Common Components and Operations of Neural Networks
Neural networks have two key components: layers and nodes.
Nodes are responsible for specific operations, and layers are groups of nodes that differentiate different stages of the system. Typically, neural networks are comprised of the following three layers:
- Input layer: Where the input data is received and interpreted
- Hidden layer: Where computations take place, modifying the data as it passes through
- Output layer: Where the output is assembled and evaluated
The following figure displays the working of layers of neural networks:
Figure 1.2: An illustration of the most common layers in a neural network
Hidden layers are the most important layers in neural networks. They are referred to as hidden because the representations generated in them are not available in the data, but are learned from it instead. It is within these layers where the main computations take place in neural networks.
Nodes are where data is represented in the network. There are two values associated with nodes: biases and weights. Both values affect how data is represented by the nodes and passed on to other nodes. When a network learns, it effectively adjusts these values to satisfy an optimization function.
Most of the work in neural networks happens in the hidden layers. Unfortunately, there isn't a clear rule for determining how many layers or nodes a network should have. When implementing a neural network, you will probably spend time experimenting with different combinations of layers and nodes. It is advisable to always start with a single layer and also with a number of nodes that reflect the number of features the input data has (that is, how many columns are available in a given dataset).
You can continue to add layers and nodes until a satisfactory performance is achieved—or whenever the network starts overfitting to the training data.

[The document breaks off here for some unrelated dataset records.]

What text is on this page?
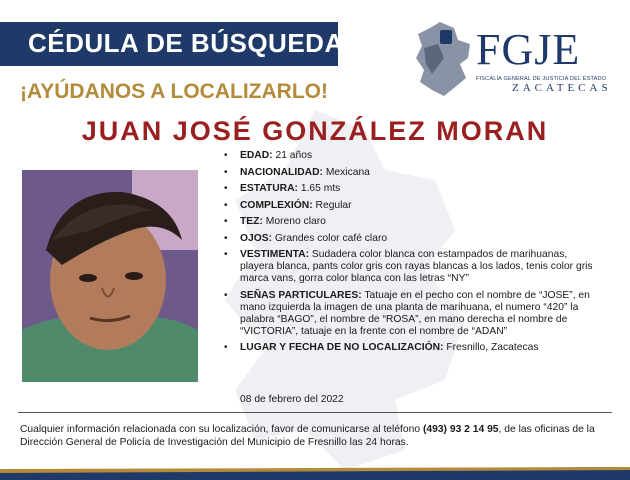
CÉDULA DE BÚSQUEDA
¡AYÚDANOS A LOCALIZARLO!
FGJE
FISCALÍA GENERAL DE JUSTICIA DEL ESTADO
ZACATECAS
JUAN JOSÉ GONZÁLEZ MORAN
• EDAD: 21 años
• NACIONALIDAD: Mexicana
• ESTATURA: 1.65 mts
• COMPLEXIÓN: Regular
• TEZ: Moreno claro
• OJOS: Grandes color café claro
• VESTIMENTA: Sudadera color blanca con estampados de marihuanas, playera blanca, pants color gris con rayas blancas a los lados, tenis color gris marca vans, gorra color blanca con las letras “NY”
• SEÑAS PARTICULARES: Tatuaje en el pecho con el nombre de “JOSE”, en mano izquierda la imagen de una planta de marihuana, el numero “420” la palabra “BAGO”, el nombre de “ROSA”, en mano derecha el nombre de “VICTORIA”, tatuaje en la frente con el nombre de “ADAN”
• LUGAR Y FECHA DE NO LOCALIZACIÓN: Fresnillo, Zacatecas
08 de febrero del 2022
Cualquier información relacionada con su localización, favor de comunicarse al teléfono (493) 93 2 14 95, de las oficinas de la Dirección General de Policía de Investigación del Municipio de Fresnillo las 24 horas.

Also, note that this depends very much on the dataset – if you were training a model to recognize hand-drawn digits, then a neural network with two hidden layers would be enough, but if your dataset was more complex, say for detecting objects like cars and ambulance in images, then even 10 layers would not be enough and you would need to have a deeper network for the objects to be recognized correctly.

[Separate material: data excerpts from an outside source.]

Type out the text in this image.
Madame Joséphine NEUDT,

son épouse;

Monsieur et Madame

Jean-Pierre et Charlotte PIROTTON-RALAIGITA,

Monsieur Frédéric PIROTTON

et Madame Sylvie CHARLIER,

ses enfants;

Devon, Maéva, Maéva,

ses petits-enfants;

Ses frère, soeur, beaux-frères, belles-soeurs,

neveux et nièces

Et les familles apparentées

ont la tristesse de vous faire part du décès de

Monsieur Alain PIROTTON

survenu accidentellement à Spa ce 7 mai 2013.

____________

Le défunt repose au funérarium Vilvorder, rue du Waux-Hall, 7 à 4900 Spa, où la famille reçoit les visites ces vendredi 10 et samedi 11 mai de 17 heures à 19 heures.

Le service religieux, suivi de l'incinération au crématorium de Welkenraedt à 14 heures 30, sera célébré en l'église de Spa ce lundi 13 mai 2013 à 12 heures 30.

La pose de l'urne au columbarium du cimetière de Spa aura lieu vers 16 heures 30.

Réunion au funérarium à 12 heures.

Likewise, if you were using a network with 100 hidden layers for training on handwritten digits, then there would be a strong possibility that you would overfit the model, as that much complexity would not be required by the model in the first place.
Contemporary neural network practice is generally restricted to experimentation with the number of nodes and layers (for example, how deep the network is), and the kinds of operations performed at each layer. There are many successful instances in which neural networks outperformed other algorithms simply by adjusting these parameters.
To start off with, think about data entering a neural network system via the input layer, and then moving through the network from node to node. The path that data takes will depend on how interconnected the nodes are, the weights and the biases of each node, the kind of operations that are performed in each layer, and the state of the data at the end of such operations. Neural networks often require many runs (or epochs) in order to keep tuning the weights and biases of nodes, meaning that data flows over the different layers of the graph multiple times.